A House Divided
THE BROKEN BRANCH: How Congress Is Failing America and How to Get It Back on Track.
By Thomas E. Mann and Norman J. Ornstein. Oxford Univ. Press. 272 pp. $26
Thomas Mann and Norman Ornstein, two of political Washington’s most astute and prolific observers, have been involved with congressional reform efforts for decades. Now they have reached a point of utter dismay about Congress. The Broken Branch is a well-documented explanation of their frustration.
Mann, a senior fellow at the Brookings Institution, and Ornstein, a resident scholar at the American Enterprise Institute, have two chief complaints: Members of Congress no longer have a sense of loyalty to the institution and its constitutional responsibilities, and majority-party leaders violate all standards of openness, fairness, and decency to ram through their agendas, with the result being shoddy, ideology-driven policies. Moderates in both parties, who might bridge the partisan divide, are a vanishing breed because districts are growing more politically and ideologically homogeneous.
Unfortunately, the best the authors can do is recommend that America return Congress to Democratic control, though they admit that Democrats may not do things any differently. Notwithstanding this partisan solution, they concede that the legislative branch’s current problems have their roots in 40 consecutive years of Democratic rule in the House, or at least in the last decade of that rule in the 1980s and early ’90s, when “cracks in the institution began to show.” But Mann and Ornstein leave no doubt that the open fissure today is primarily the responsibility of the Republican revolutionaries who came to power in 1995 under Newt Gingrich.
While in the minority, the authors contend, Gingrich and his firebrands launched an aggressive campaign to discredit Congress and its leaders as corrupt. Once in power, the Republicans ruled with near-total disregard for the Democratic minority’s right to participate in the legislative process. And since the election of George W. Bush in 2000, they say, congressional Republicans have been little more than presidential handmaidens. Expressing shock that Speaker of the House Dennis Hastert (R-Ill.) announced proudly “that his primary responsibility . . . was to pass the president’s legislative program,” they take Republicans to task for distorting the Speaker’s role as a neutral House officer, “above normal party politics.” Yet in 1992, when Mann and Ornstein issued the first report of their Renewing Congress Project, they called for strengthening the Speaker’s powers as party leader (though it’s clear from the report that they were not contemplating a Republican Speaker).

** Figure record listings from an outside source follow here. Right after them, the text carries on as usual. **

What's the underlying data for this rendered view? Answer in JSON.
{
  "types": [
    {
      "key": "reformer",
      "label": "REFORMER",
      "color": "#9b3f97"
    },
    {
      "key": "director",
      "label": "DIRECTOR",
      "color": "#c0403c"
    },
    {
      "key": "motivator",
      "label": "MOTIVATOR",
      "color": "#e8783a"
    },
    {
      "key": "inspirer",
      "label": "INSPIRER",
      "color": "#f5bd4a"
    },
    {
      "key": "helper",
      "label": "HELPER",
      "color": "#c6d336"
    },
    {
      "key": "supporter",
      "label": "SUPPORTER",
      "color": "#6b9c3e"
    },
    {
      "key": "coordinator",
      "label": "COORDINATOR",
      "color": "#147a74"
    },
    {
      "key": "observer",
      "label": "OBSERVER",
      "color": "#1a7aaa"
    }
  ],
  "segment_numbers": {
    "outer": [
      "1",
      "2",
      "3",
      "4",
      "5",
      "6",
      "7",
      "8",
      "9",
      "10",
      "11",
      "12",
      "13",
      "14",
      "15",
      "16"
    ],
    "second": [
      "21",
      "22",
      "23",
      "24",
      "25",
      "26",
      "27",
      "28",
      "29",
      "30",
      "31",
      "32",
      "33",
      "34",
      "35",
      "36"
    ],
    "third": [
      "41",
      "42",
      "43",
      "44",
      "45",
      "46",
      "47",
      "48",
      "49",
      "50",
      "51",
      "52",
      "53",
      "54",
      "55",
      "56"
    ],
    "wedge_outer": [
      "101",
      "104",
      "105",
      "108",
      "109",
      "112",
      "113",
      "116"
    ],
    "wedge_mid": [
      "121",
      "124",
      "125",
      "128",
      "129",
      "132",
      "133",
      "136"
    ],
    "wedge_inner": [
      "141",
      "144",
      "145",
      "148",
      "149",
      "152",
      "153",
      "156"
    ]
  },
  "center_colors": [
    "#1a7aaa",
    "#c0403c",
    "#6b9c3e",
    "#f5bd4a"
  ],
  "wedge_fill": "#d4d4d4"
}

The authors do not point to some past “golden age” as a model to resurrect; nor do they offer a yet-to-be-tried ideal that is in any way practicable. Committee government gave us arrogant and autocratic chairmen, while today’s party government can produce haughty, hammer-handed leaders. Voters, Mann and Ornstein conclude, are the only ones who can mend the broken branch, if they are given proper guidance from leaders “intent on shaking up the existing party system.” In this regard, they foresee the possibility of a presidential candidate emerging in the next election, Teddy Roosevelt fashion, “to build a political center where none now exists.” In a book devoted to restoring Congress’s self-image and independence, a president seems a peculiar savior—especially a TR type. He barely got along with his more conservative party leaders in Congress and had a tendency to bypass them altogether, using executive orders.
In the end, The Broken Branch offers few realistic prescriptions for Congress other than closer adherence to the rules (known as “regular order”), greater institutional loyalty, and more deliberation. The authors are vague about how these admirable goals are to be achieved without replacing members of Congress with apolitical philosopher-kings or sending them all to a cultural re-education camp. They never grapple with the central reality of Congress: Its members are re-election seekers whose primary loyalty is not to their party, president, or institution, but to their constituents. Their parties keep them in office with generous servings of pork and plenty of time off to spend with their constituents—meaning less time in Washington for deliberation and oversight. Changing that reality would require voters to insist that their representatives ignore their parochial interests and work full time on the national interest. Now that would be a paradigm shift.